Crazy Dave is the fellow that sells all the stuff you need to upgrade. In the shop he sells anything from just bacon to a lawn rake that kills your first attacking zombie. Dave also guides you through the 50 different levels called “Adventure Levels” that test your zombie killing acumen. One of the really cool things about Dave too is that he has his own language. This may have been because the developer tried to limit the number fo sounds in the application – but it actually sounds really cool when he says something like “RavvaaaRoll!!”. Of course, there are always little captions in english that let you know exactly what Dave is really trying to say.

Also, the game contains a curious inline “Almanac” of zombies and plants called the Suburban Almanac. The almanac contains information on most of the plants and zombies but also contains an interesting little quip at the end of each item’s description. In the case of the Catapult Zombie, this is the text that accompanies him:

Of all the things Catapult Zombie could launch with his catapult, basketballs seemed like the best and most obvious choice

In some cases the almanac will point out weaknesses or different things that might help your strategy.

While you play the adventure levels, it gets more complicated when Dave goes and chooses plants for three of your slots. Sometimes these plants are useful, and sometimes they are useless, forcing you to pass the level with less. If you have issues with any of the levels, there are countless walkthroughs done by all sorts of people.

Not only are the adventure levels something you’ll go through multiple times, you can also go after something called achievements. Achievements are little skill testing scenarios that are very specific. One, for example, is getting through the entire 50 levels – called “Lawn Security”. Once you’ve done it, the achievement itself becomes ungrayed. Many are simple, some are crazy hard – like the “Pyromaniac” achievement.

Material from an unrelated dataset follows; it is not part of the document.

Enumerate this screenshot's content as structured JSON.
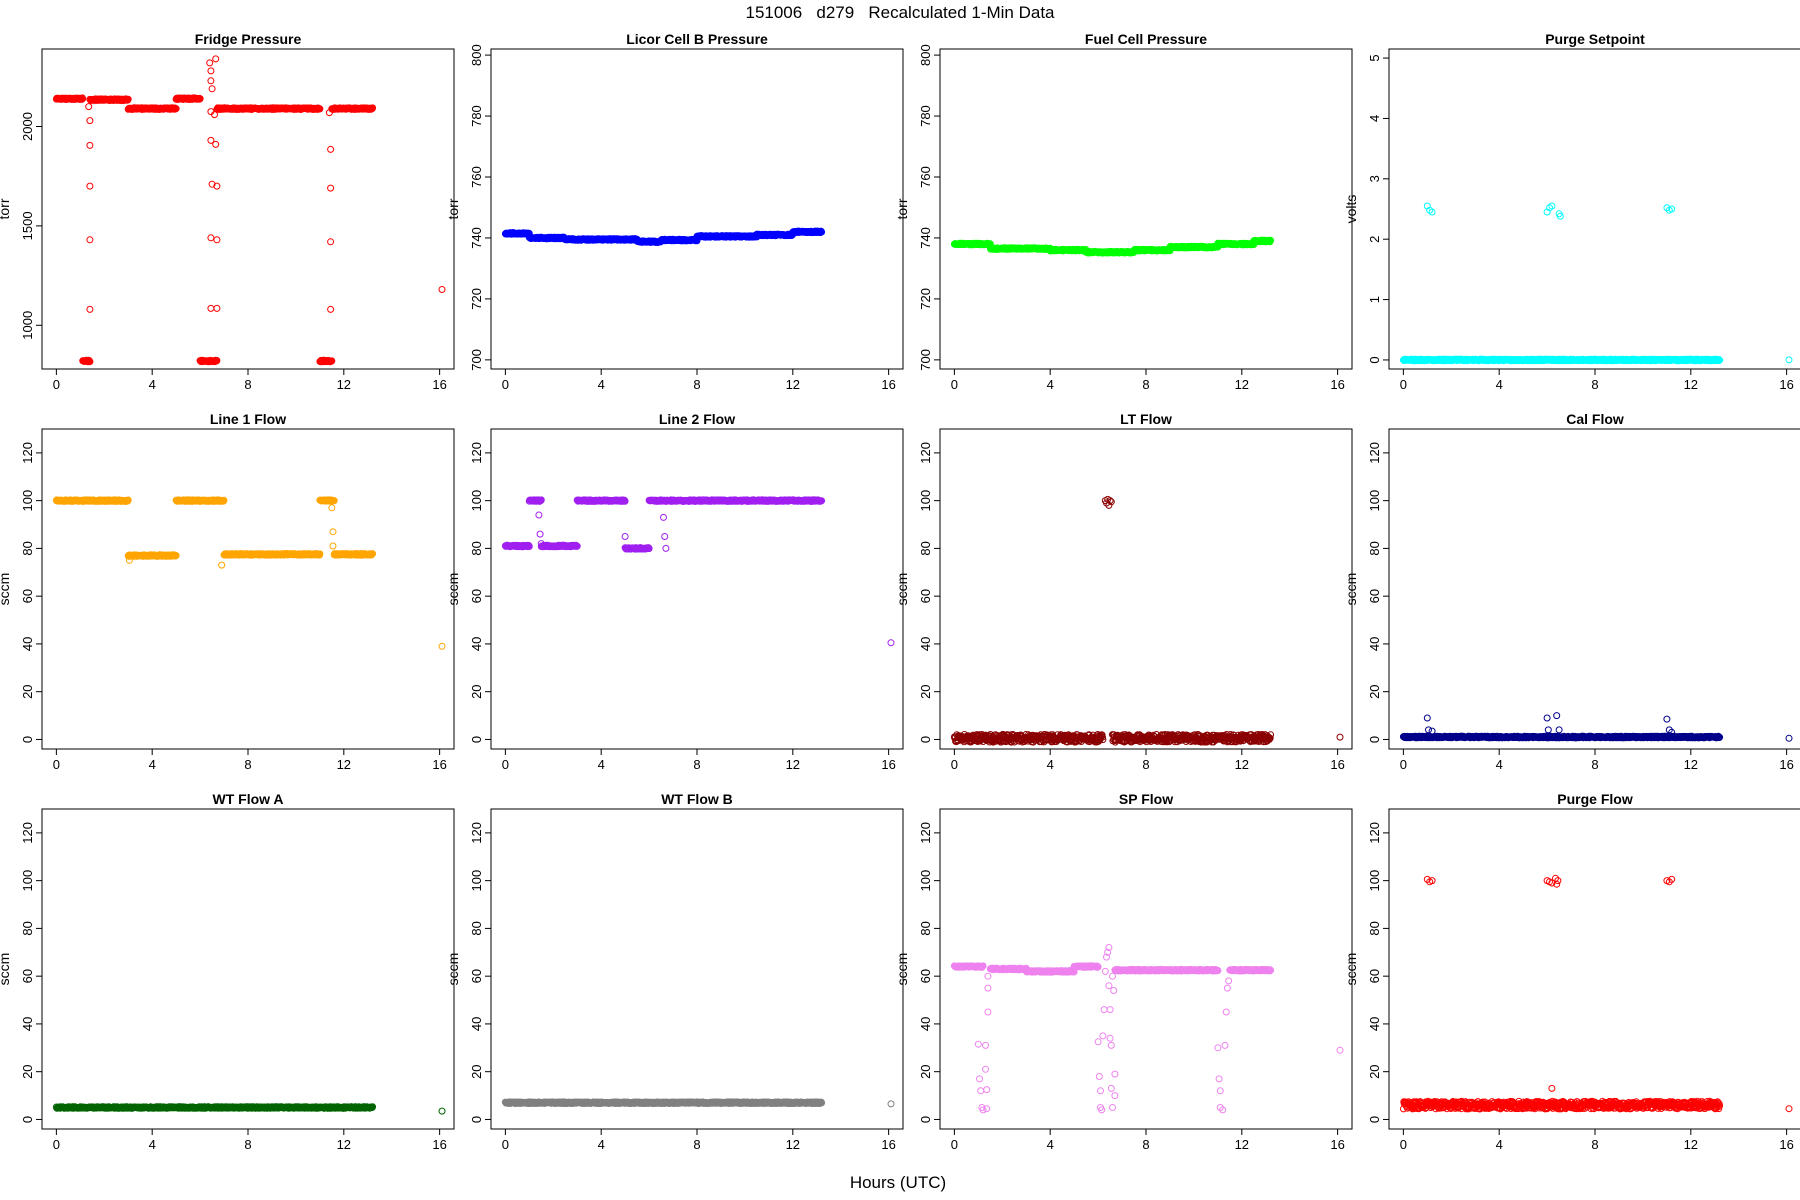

The crazy thing about this game is how addictive it is. Seriously, if you give this thing a chance, you’ll probably be playing it a week later. Plants Vs Zombies will suck you in, and keep you playing for so many hours – you’ll start hating it. That hate might just make you play it more.

It’s rare that a game comes along that inspires so much interest, and and addiction that might have eaten more hours than I would care to admit. Take this article as more of a warning than an endorsement. If you value time, you might want to avoid this game.

Plants Vs Zombies was generally available for $2.99 on Windows, Mac, iPhone, iPad, Android, and every other platform on the planet.